Gegebenenfalls mit qualifizierenden Adjektiven, einem widersprüchlichen Nebensatz, Anführungszeichen und natürlich dem ständigen Gebrauch des Konjunktivs, welcher die Möglichkeit einer Handlung, nicht aber deren Vollzug ausdrückt. Dann wird alles, was Carlson nicht gesagt hat, zum bunten Strauß gesammelt, und dabei vermutet, dass er das, was er weggelassen hat, absichtlich tat, weil das seine vorgefasste Meinung gestört hätte. So wird der Leser manipuliert, Carlson diskreditiert, und der Verdacht der Korruption erscheint sofort. Schließlich kann er von sich aus doch keine so gute Meinung von diesem Land haben! Orbán habe ihn wohl angestellt und wer weiß, wie viel Steuergelder er ihm bezahlt haben soll! So funktioniert es.

Selbst die deutschen Medien konnten die einwöchigen, öffentlichkeitswirksamen „Vor-Ort-Sendungen“ nicht totschweigen. Was können wir von ihnen anderes erwarten als das Übliche? Sie beschweren sich darüber, dass sich Fox News Viktor Orbán unterworfen habe, und sie sind verärgert darüber, dass

Carlson meint, von einem kleinen Land mit einer langen Geschichte wie Ungarn, die konservativen Traditionen der Werteerhaltung lernen zu müssen.

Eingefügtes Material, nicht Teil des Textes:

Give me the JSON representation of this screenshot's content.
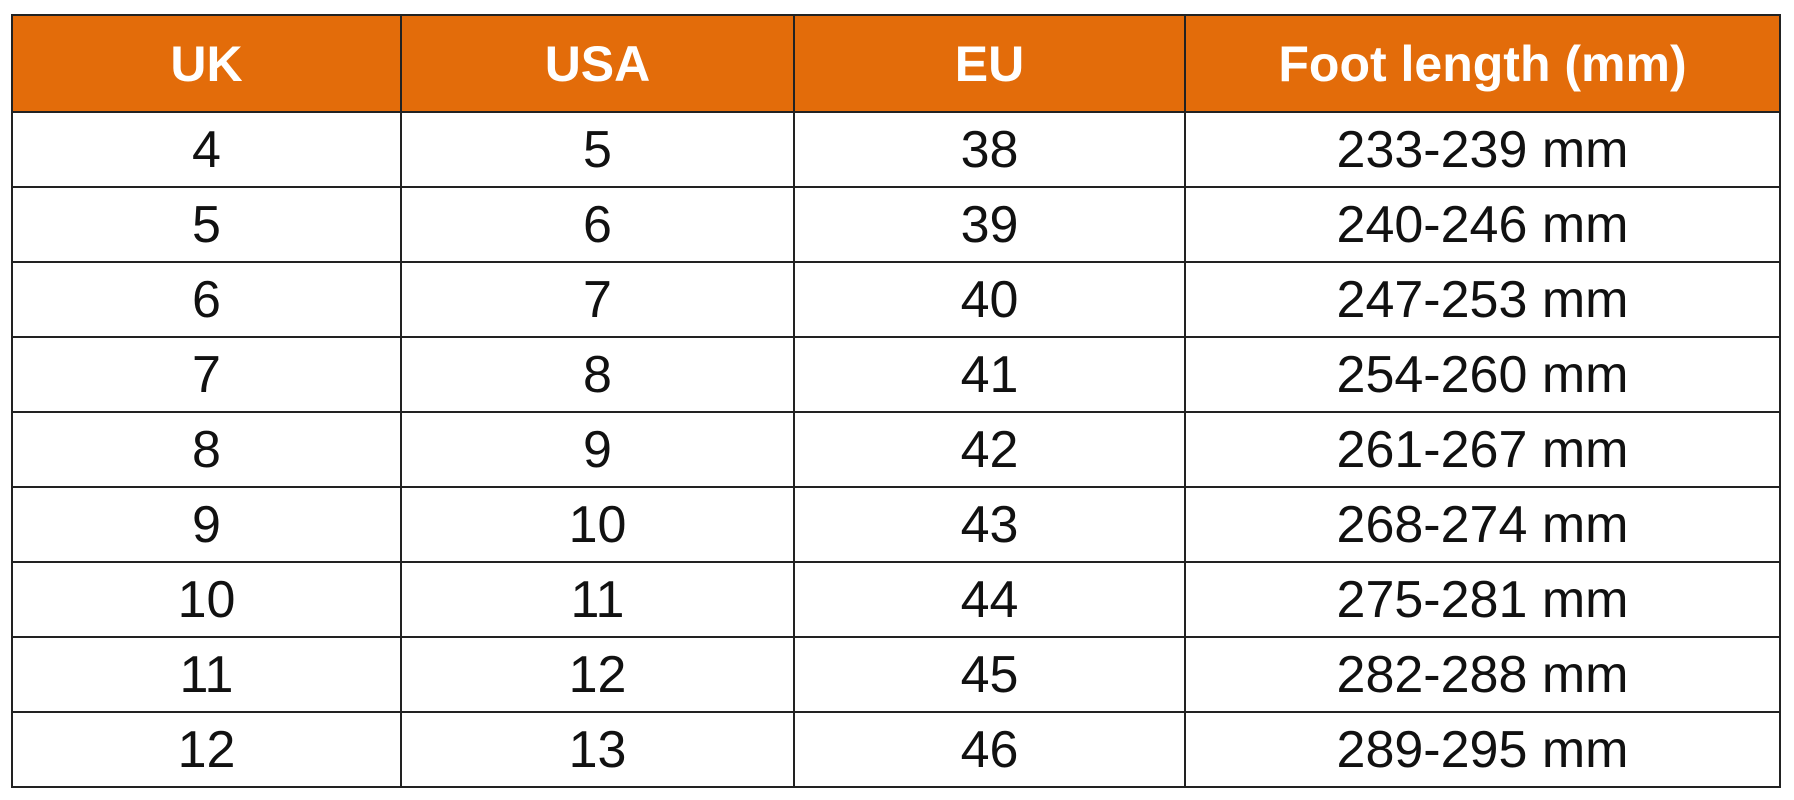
{
  "table": {
    "header": [
      "UK",
      "USA",
      "EU",
      "Foot length (mm)"
    ],
    "rows": [
      [
        4,
        5,
        38,
        "233-239 mm"
      ],
      [
        5,
        6,
        39,
        "240-246 mm"
      ],
      [
        6,
        7,
        40,
        "247-253 mm"
      ],
      [
        7,
        8,
        41,
        "254-260 mm"
      ],
      [
        8,
        9,
        42,
        "261-267 mm"
      ],
      [
        9,
        10,
        43,
        "268-274 mm"
      ],
      [
        10,
        11,
        44,
        "275-281 mm"
      ],
      [
        11,
        12,
        45,
        "282-288 mm"
      ],
      [
        12,
        13,
        46,
        "289-295 mm"
      ]
    ]
  }
}
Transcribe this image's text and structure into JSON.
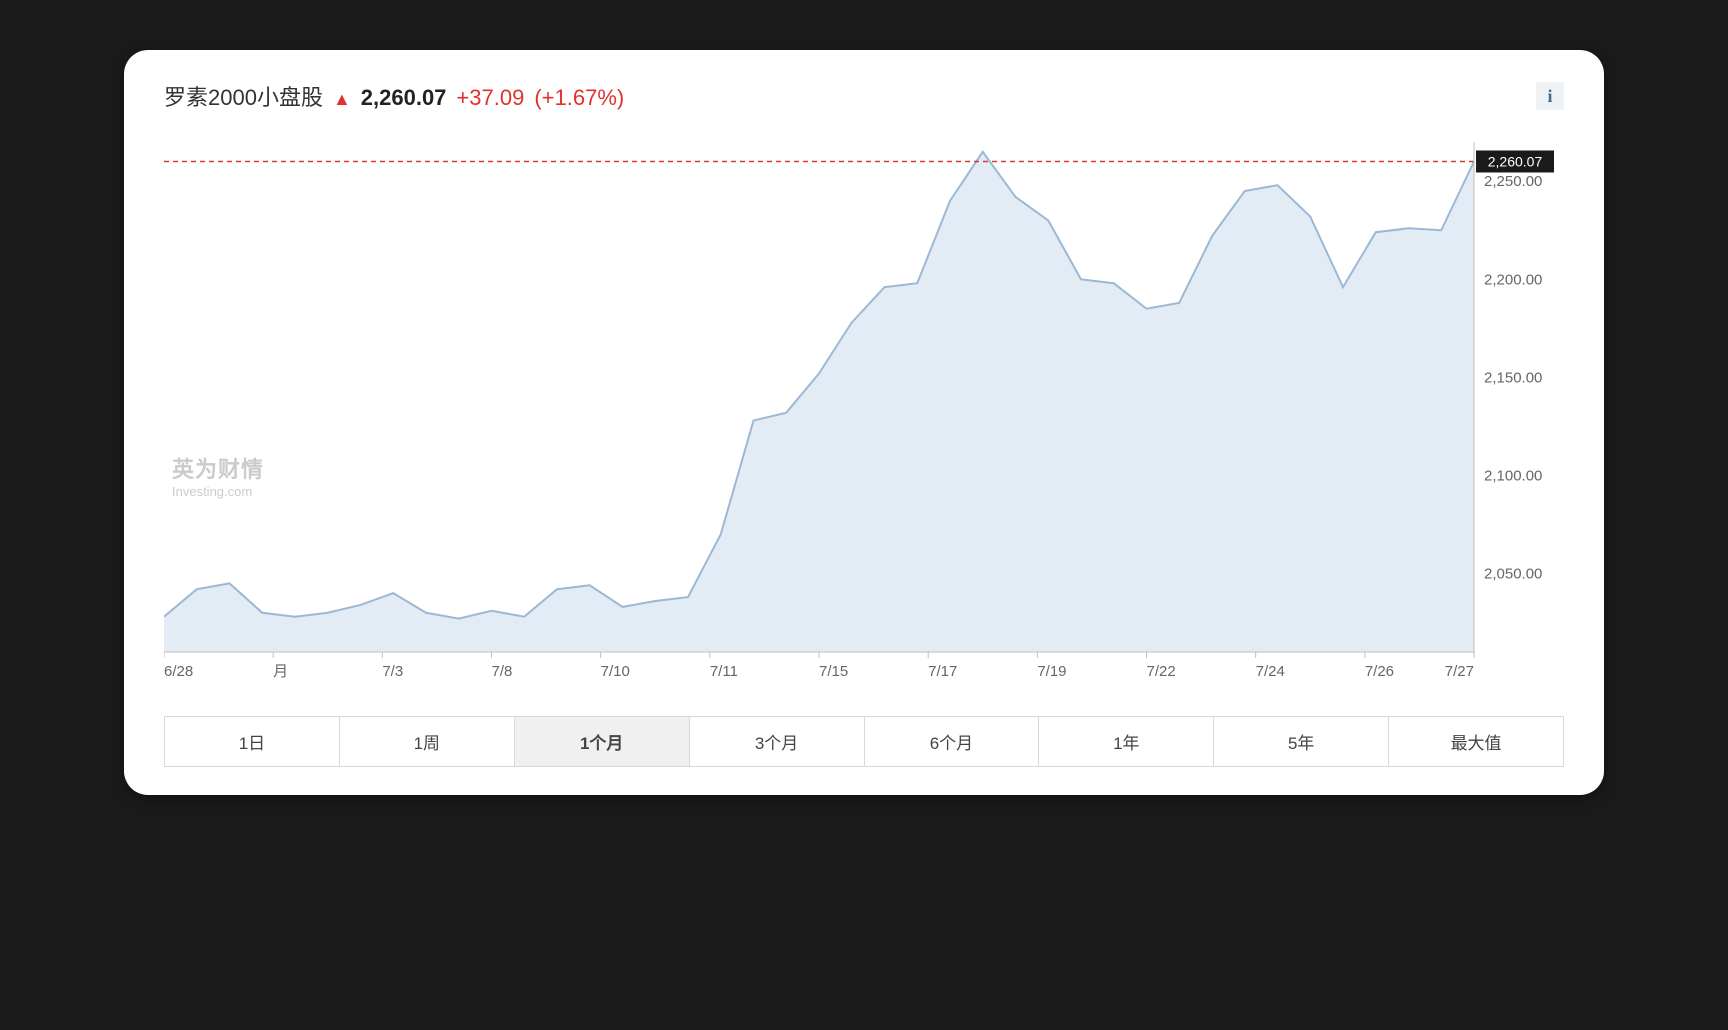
{
  "header": {
    "title": "罗素2000小盘股",
    "arrow": "▲",
    "price": "2,260.07",
    "change_value": "+37.09",
    "change_pct": "(+1.67%)",
    "info_symbol": "i"
  },
  "chart": {
    "type": "area",
    "ylim": [
      2010,
      2270
    ],
    "yticks": [
      2050.0,
      2100.0,
      2150.0,
      2200.0,
      2250.0
    ],
    "ytick_labels": [
      "2,050.00",
      "2,100.00",
      "2,150.00",
      "2,200.00",
      "2,250.00"
    ],
    "current_value": 2260.07,
    "current_label": "2,260.07",
    "line_color": "#9db8d4",
    "fill_color": "#e3ebf4",
    "current_line_color": "#d13b3b",
    "current_label_bg": "#1a1a1a",
    "current_label_text_color": "#ffffff",
    "grid_color": "#bfbfbf",
    "axis_text_color": "#666666",
    "background_color": "#ffffff",
    "label_fontsize": 15,
    "line_width": 2,
    "x_labels": [
      "6/28",
      "月",
      "7/3",
      "7/8",
      "7/10",
      "7/11",
      "7/15",
      "7/17",
      "7/19",
      "7/22",
      "7/24",
      "7/26",
      "7/27"
    ],
    "data": [
      {
        "i": 0,
        "v": 2028
      },
      {
        "i": 1,
        "v": 2042
      },
      {
        "i": 2,
        "v": 2045
      },
      {
        "i": 3,
        "v": 2030
      },
      {
        "i": 4,
        "v": 2028
      },
      {
        "i": 5,
        "v": 2030
      },
      {
        "i": 6,
        "v": 2034
      },
      {
        "i": 7,
        "v": 2040
      },
      {
        "i": 8,
        "v": 2030
      },
      {
        "i": 9,
        "v": 2027
      },
      {
        "i": 10,
        "v": 2031
      },
      {
        "i": 11,
        "v": 2028
      },
      {
        "i": 12,
        "v": 2042
      },
      {
        "i": 13,
        "v": 2044
      },
      {
        "i": 14,
        "v": 2033
      },
      {
        "i": 15,
        "v": 2036
      },
      {
        "i": 16,
        "v": 2038
      },
      {
        "i": 17,
        "v": 2070
      },
      {
        "i": 18,
        "v": 2128
      },
      {
        "i": 19,
        "v": 2132
      },
      {
        "i": 20,
        "v": 2152
      },
      {
        "i": 21,
        "v": 2178
      },
      {
        "i": 22,
        "v": 2196
      },
      {
        "i": 23,
        "v": 2198
      },
      {
        "i": 24,
        "v": 2240
      },
      {
        "i": 25,
        "v": 2265
      },
      {
        "i": 26,
        "v": 2242
      },
      {
        "i": 27,
        "v": 2230
      },
      {
        "i": 28,
        "v": 2200
      },
      {
        "i": 29,
        "v": 2198
      },
      {
        "i": 30,
        "v": 2185
      },
      {
        "i": 31,
        "v": 2188
      },
      {
        "i": 32,
        "v": 2222
      },
      {
        "i": 33,
        "v": 2245
      },
      {
        "i": 34,
        "v": 2248
      },
      {
        "i": 35,
        "v": 2232
      },
      {
        "i": 36,
        "v": 2196
      },
      {
        "i": 37,
        "v": 2224
      },
      {
        "i": 38,
        "v": 2226
      },
      {
        "i": 39,
        "v": 2225
      },
      {
        "i": 40,
        "v": 2260
      }
    ]
  },
  "watermark": {
    "line1": "英为财情",
    "line2": "Investing.com"
  },
  "tabs": {
    "items": [
      "1日",
      "1周",
      "1个月",
      "3个月",
      "6个月",
      "1年",
      "5年",
      "最大值"
    ],
    "active_index": 2
  }
}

Denn die Ungarn haben gezeigt, wie man ein Land vor dem Auseinanderbrechen bewahren kann: Grenzen schließen, Menschen aus fremden Kulturen hinausbegleiten und ein traditionelles, auf dem Christentum basierendes Familienmodell fördern. Europa will das nicht, sagen die Deutschen, weil ihnen der Satz nicht gefällt, dass Europa von der EU und die EU von Deutschland regiert wird, und siehe da, sie geben wieder unaufgefordert eine Erklärung im Namen Europas ab.

Überhaupt, was ist das denn, dass ein amerikanischer Starreporter sein ganzes schauspielerisches Arsenal für Ungarn zum Einsatz bringt. Er ist energisch und offensiv, wenn er es sein muss, angenehm zufrieden, wenn er es sein muss, obendrauf lobt er ständig dieses „wunderbare Land und seine großartigen Menschen“. Und natürlich den Premierminister des Landes,

dessen Hauptanliegen ist, dass sich die hier lebenden Menschen sicher und wohl fühlen. Damit ihr Wohlstand und die Bevölkerung wachsen.

Es gibt keinen vergleichbaren Ort auf der Welt, sagt Carlson, und er dreht einen einstündigen Dokumentarfilm über das Land, der in ganz Amerika gezeigt werden soll. Ein Film über uns, über die die ganze Welt provozierenden Ungarn.